Fosamax Does Not Need to Be Stopped Prior to Routine Dental Extractions in Low-Risk Patients
For an older adult taking Fosamax (alendronate) for less than three years without additional risk factors, routine dental extraction can proceed without stopping the medication. The risk of medication-related osteonecrosis of the jaw (MRONJ) is extremely low in this population, and there is insufficient evidence to support routine drug holidays before dental procedures in patients on oral bisphosphonates for osteoporosis. 1
Risk Stratification: Who Can Proceed Safely
Low-risk patients who do NOT require bisphosphonate discontinuation include those with:
- Oral bisphosphonate use for osteoporosis (not oncologic dosing) 1
- Duration < 3 years of therapy 2, 3
- No history of prior MRONJ 1
- Good oral health and no active dental infection 1
- No concurrent glucocorticoid use 1
- No diabetes mellitus 1
- Non-smoker status 1
The incidence of MRONJ with osteoporosis-dose oral bisphosphonates is less than 1 case per 100,000 person-years, making it an extremely rare complication. 4, 5 This risk is dramatically lower than the oncologic-dose intravenous bisphosphonate population where MRONJ guidelines were originally developed. 1
Evidence Against Routine Drug Holidays
The 2019 MASCC/ISOO/ASCO Clinical Practice Guideline explicitly states there is insufficient evidence to support or refute the need for discontinuation of bisphosphonates before dental surgery, even in cancer patients receiving higher oncologic doses. 1 For osteoporosis patients on lower doses, the evidence is even weaker for requiring drug holidays.

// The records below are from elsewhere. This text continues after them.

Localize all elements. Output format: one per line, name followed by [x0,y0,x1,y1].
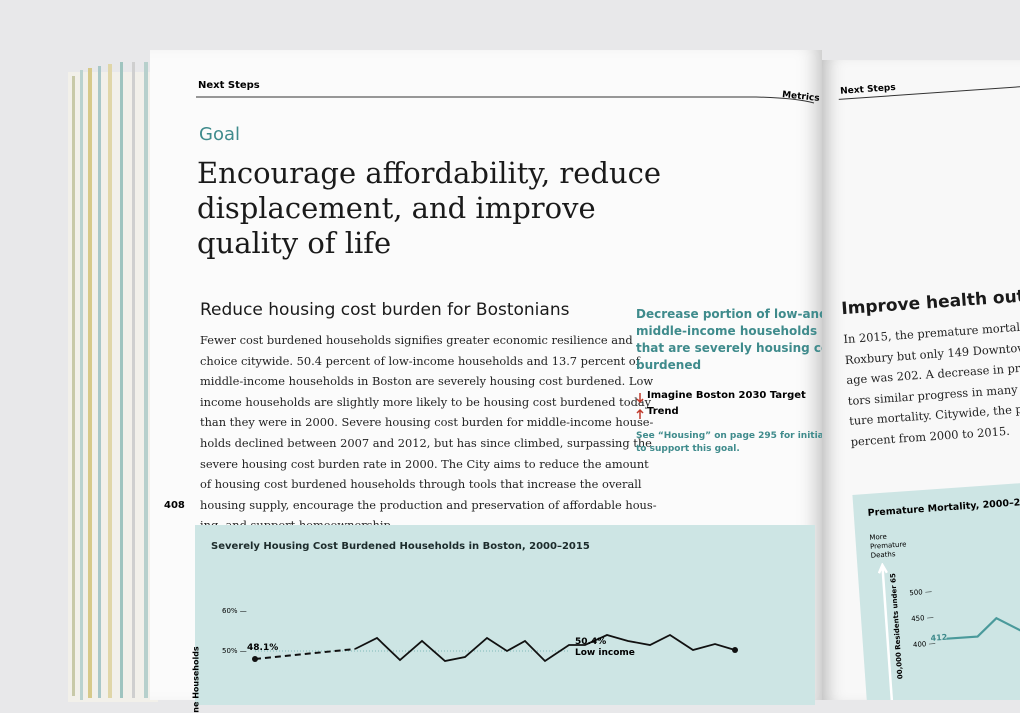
body-line: housing supply, encourage the production… [200,497,657,512]
title-line: quality of life [197,226,392,260]
body-line: choice citywide. 50.4 percent of low-inc… [200,353,640,368]
data-label: 412 [930,632,948,643]
legend-item: Trend [647,406,679,417]
body-line: holds declined between 2007 and 2012, bu… [200,435,652,450]
title: Encourage affordability, reduce displacem… [197,156,661,261]
chart-lines [252,633,738,663]
sidebar-note: See “Housing” on page 295 for initiative… [636,430,848,456]
page-number: 408 [164,500,185,511]
sidebar-heading-line: middle-income households [636,324,818,338]
trend-arrow [636,408,644,419]
section-heading: Improve health outco [840,284,1020,320]
y-tick-label: 50% — [222,647,247,655]
header-rule [196,96,815,104]
series-label: Low income [575,648,635,658]
body-text: In 2015, the premature mortality Roxbury … [843,315,1020,452]
target-arrow [636,393,644,404]
chart-panel: Severely Housing Cost Burdened Household… [192,525,815,713]
goal-label: Goal [199,124,240,145]
body-line: income households are slightly more like… [200,394,652,409]
data-label: 48.1% [247,643,279,653]
chart-title: Severely Housing Cost Burdened Household… [211,541,590,552]
sidebar-heading-line: burdened [636,358,702,372]
sidebar-heading-line: that are severely housing cost [636,341,843,355]
title-line: displacement, and improve [197,191,596,225]
body-line: of housing cost burdened households thro… [200,477,642,492]
title-line: Encourage affordability, reduce [197,156,662,190]
body-line: middle-income households in Boston are s… [200,374,654,389]
page: Book page { "left_page": { "header": {"s… [72,50,1020,713]
running-header: Next Steps [198,80,260,91]
chart-lines [946,616,1020,648]
right-page-content: Next Steps Improve health outco In 2015,… [822,60,1020,700]
sidebar-heading: Decrease portion of low-and middle-income… [636,306,842,374]
spread: Next Steps Metrics Goal Encourage afford… [72,50,1020,713]
body-line: Fewer cost burdened households signifies… [200,333,633,347]
data-label: 50.4% [575,637,607,647]
legend-item: Imagine Boston 2030 Target [647,390,806,401]
chart-panel: Premature Mortality, 2000–2015 More Prema… [852,476,1020,700]
note-line: to support this goal. [636,444,740,454]
page-edges [68,62,158,702]
right-page: Next Steps Improve health outco In 2015,… [822,60,1020,700]
sidebar-heading-line: Decrease portion of low-and [636,307,828,321]
note-line: See “Housing” on page 295 for initiative… [636,431,849,441]
body-text: Fewer cost burdened households signifies… [200,330,657,536]
y-tick-label: 60% — [222,607,247,615]
left-page: Next Steps Metrics Goal Encourage afford… [150,50,848,713]
section-heading: Reduce housing cost burden for Bostonian… [200,300,570,320]
body-line: than they were in 2000. Severe housing c… [200,415,654,430]
body-line: severe housing cost burden rate in 2000.… [200,456,649,471]
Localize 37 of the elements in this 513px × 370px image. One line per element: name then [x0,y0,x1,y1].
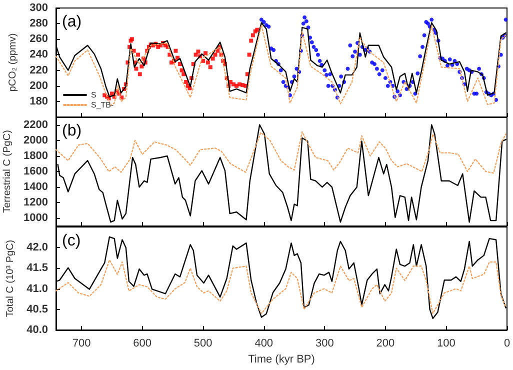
y-tick-label: 41.5 [26,262,48,274]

A prospective study of 132 patients undergoing tooth extraction while continuing oral bisphosphonates found that BRONJ did not develop in any patient, regardless of treatment duration, though healing was delayed in those on therapy > 5 years. 3 This demonstrates that continued therapy during extraction is safe, even if healing may be slightly prolonged.
When Bisphosphonate Discontinuation Should Be Considered
Higher-risk scenarios where temporary discontinuation (2-3 months before and after surgery) may be discussed include:
- Duration > 5 years of bisphosphonate therapy 3, 6
- Concurrent glucocorticoid use (> 7.5 mg prednisone daily) 1
- History of prior MRONJ 1
- Planned extensive dentoalveolar surgery (multiple extractions, alveoloplasty, implants) 1
- Active dental infection or poor oral health 1
- Sjögren's syndrome or other autoimmune conditions 7
- Diabetes mellitus 1
- Tobacco use 1
However, even in these scenarios, the decision to stop bisphosphonates must weigh the fracture risk during the drug holiday against the small absolute risk of MRONJ. 1
Critical Pre-Extraction Preventive Measures
Rather than stopping Fosamax, focus on these evidence-based preventive strategies:
- Complete comprehensive dental examination before initiating bisphosphonates when possible 1, 4
- Optimize oral hygiene and treat any active infections before extraction 1
- Use prophylactic antibiotics perioperatively 3
- Achieve primary wound closure when feasible 3
- Ensure adequate calcium (1000-1200 mg/day) and vitamin D (800 IU/day) supplementation 4, 8
- Avoid unnecessary invasive procedures (elective implants, alveoloplasties) while on therapy 1, 5
Post-Extraction Monitoring Protocol
After dental extraction in patients continuing Fosamax:
- Evaluate healing every 6-8 weeks until complete mucosal coverage occurs 1
- Watch for delayed healing (more common with duration > 5 years but not indicative of MRONJ) 3
- Monitor for exposed bone, pain, swelling, or purulent discharge as signs of potential MRONJ 1, 7
- Maintain communication between dentist and prescribing physician 1
Common Pitfalls to Avoid
Do not automatically stop bisphosphonates for routine dental work in low-risk osteoporosis patients, as this exposes them to unnecessary fracture risk without proven benefit. 4 The vertebral fracture reduction benefit of alendronate (49-53% reduction) far outweighs the extremely rare MRONJ risk in this population. 5
Do not confuse osteoporosis-dose oral bisphosphonates (alendronate 70 mg weekly) with oncologic-dose intravenous bisphosphonates (zoledronic acid monthly), which carry a 100-fold higher MRONJ risk. 1, 6 Guidelines developed for cancer patients do not directly apply to osteoporosis management.
Do not delay medically necessary dental extractions in patients on bisphosphonates, as untreated dental infections themselves increase MRONJ risk. 1 Prompt treatment of dental disease is more important than drug holidays.